Selasa, 03 Juli 2012

Karena Kita Ingin Eksis..

Di masa depan, setiap orang bisa menjadi terkenal di seluruh dunia hanya dengan lima belas menit”.
~ Andy Warhol ~

Sudah menjadi tujuan dari tiap mahluk hidup yang bernama manusia untuk meng-aktualisasikan dirinya dengan sebaik mungkin demi mendapatkan berbagai pencapaian terbaik dalam kehidupannya. Hal ini begitu tergambar dalam catatan sejarah peradaban dunia, dimana begitu banyak nama – nama besar yang telah membuat begitu banyak perubahan demi eksistensi atau kelangsungan hidup manusia.

Secara harafiah, eksistensi memiliki arti keberadaan atau suatu perihal yang memang ada. Para filsuf menyatakan bahwa eksistensi berpusat pada manusia atau individu yang bertanggung jawab atas kemauannya yang bebas tanpa mengetahui mana yang benar dan mana yang tidak benar (Eksistensialisme). Benar adanya jika eksistensi telah menjadi tujuan utama dari apa yang kita sebut dengan peradaban karena pastinya setiap mahluk hidup akan berupaya untuk mempertahankan dan menjaga kelangsungan hidup mereka.



Pada era global seperti ini, banyak orang yang menunjukan keberadaan dirinya dengan melakukan berbagai perubahan dan pembaharuan yang justru pada kenyataannya telah menggeser esensi dari nilai serta norma yang berlaku selama ini dan tanpa sadar, mereka mengartikannya dengan pemahaman baru yang dianggap lebih moderen serta fleksibel. Efek domino yang kuat menyebabkan adanya hubungan yang saling mempengaruhi atau bahkan lebih tepatnya, saling mendominasi diantara perkembangan zaman dan eksistensi yang menyebabkan begitu banyak manusia menciptakan pola -pola baru atau mainstream yang tidak memiliki keterikatan satu sama lain, maka bukanlah suatu pemandangan baru jika begitu banyak manusia yang memilih menjalani hidup menurut aturan mainstream-nya sendiri – sendiri.

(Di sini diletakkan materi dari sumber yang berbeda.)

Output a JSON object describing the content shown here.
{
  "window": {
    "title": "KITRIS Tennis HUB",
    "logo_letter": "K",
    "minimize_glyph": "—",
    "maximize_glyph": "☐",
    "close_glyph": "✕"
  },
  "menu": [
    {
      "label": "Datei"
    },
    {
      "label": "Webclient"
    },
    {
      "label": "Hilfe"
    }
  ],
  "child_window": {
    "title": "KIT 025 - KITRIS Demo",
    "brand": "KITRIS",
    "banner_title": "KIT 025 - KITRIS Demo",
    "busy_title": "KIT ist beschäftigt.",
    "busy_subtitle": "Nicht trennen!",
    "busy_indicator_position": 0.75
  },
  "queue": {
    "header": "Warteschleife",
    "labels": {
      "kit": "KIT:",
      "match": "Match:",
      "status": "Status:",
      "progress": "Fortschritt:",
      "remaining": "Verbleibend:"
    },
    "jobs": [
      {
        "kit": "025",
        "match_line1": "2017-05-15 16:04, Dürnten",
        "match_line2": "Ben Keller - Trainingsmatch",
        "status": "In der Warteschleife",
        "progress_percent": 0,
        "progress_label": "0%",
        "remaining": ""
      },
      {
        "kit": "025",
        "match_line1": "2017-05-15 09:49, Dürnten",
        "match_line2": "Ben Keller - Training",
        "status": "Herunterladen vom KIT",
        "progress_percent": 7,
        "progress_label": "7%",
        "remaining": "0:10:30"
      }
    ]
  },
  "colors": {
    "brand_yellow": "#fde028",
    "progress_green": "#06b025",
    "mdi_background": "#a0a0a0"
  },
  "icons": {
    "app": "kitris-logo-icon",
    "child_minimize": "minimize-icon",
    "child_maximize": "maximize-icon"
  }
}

Eksistensi pada umumnya akan mendatangkan penghargaan diri bagi individu yang memperjuangkannya. Dalam kajian psikologi, Abraham Maslow menyatakan bahwa penghargaan diri merupakan salah satu kebutuhan mendasar bagi setiap manusia (Needs of Hierarchy)”.

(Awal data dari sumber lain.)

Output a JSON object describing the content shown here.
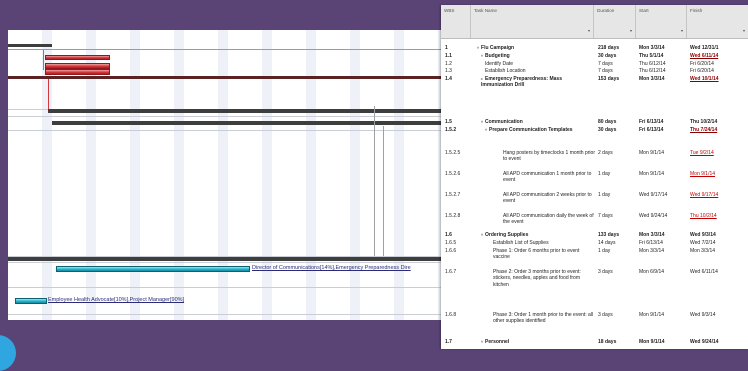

Pada kenyataannya sekarang ini, eksistensi itu sendiri telah diartikan dengan pemahaman lain yang dimana pemahaman ini dianggap telah melunturkan nilai – nilai moralitas serta norma oleh orang – orang terdahulu yang sebenarnya sudah lebih dulu “eksis” dibandingkan dengan orang – orang dengan paham moderen di masa sekarang ini. Pada era terdahulu yang cenderung mengarah pada pola konservatif, eksistensi manusia lebih ditekankan pada penanaman budi pekerti dengan pengharapan akan lahirnya generasi yang memiliki nilai – nilai suri tauladan bagi sesamanya. Namun seiring perkembangannya, perspektif manusia moderen menganggap bahwa pemahaman seperti itu sudah tidak layak lagi untuk diaktualisasikan. Pada tatanan masyarakat moderen, eksistensi lebih menekankan prinsip – prinsip individualisme yang secara harafiahnya dapat diartikan bahwa sekarang ini eksistensi manusia lebih mengutamakan kepentingan pribadi dibandingkan kepentingan bersama.

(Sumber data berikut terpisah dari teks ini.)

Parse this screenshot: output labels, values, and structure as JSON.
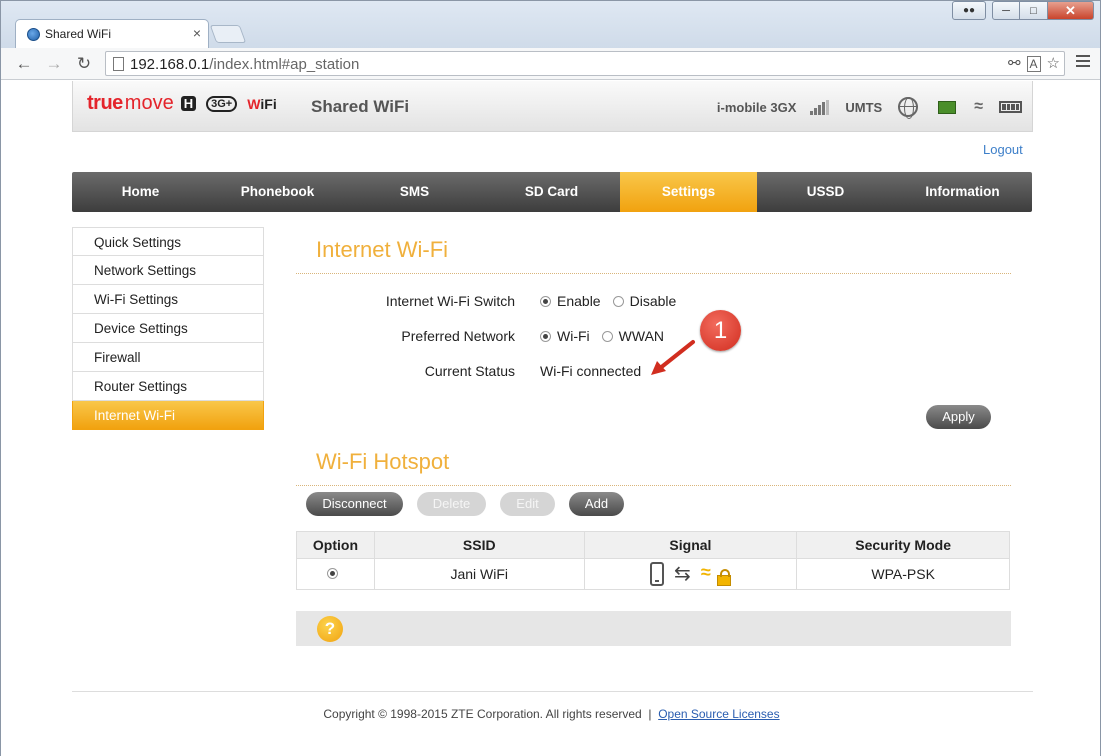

Teramat sulit bagi masyarakat awam untuk menyikapi masalah ini karena ke-berpihak-an bukan solusi terbaik yang harus kita ambil, namun perlu adanya ke-bijaksana-an dari cara pandang dan berpikir dari kita semua mengenai pertentangan ini sebab bagaimanapun, fenomena eksistensi ini akan berakibat pada lahirnya generasi baru di masa mendatang yang kehilangan jati diri hanya dikarenakan tidak paham bagaimana mereka harus menunjukan esksitensi diri mereka.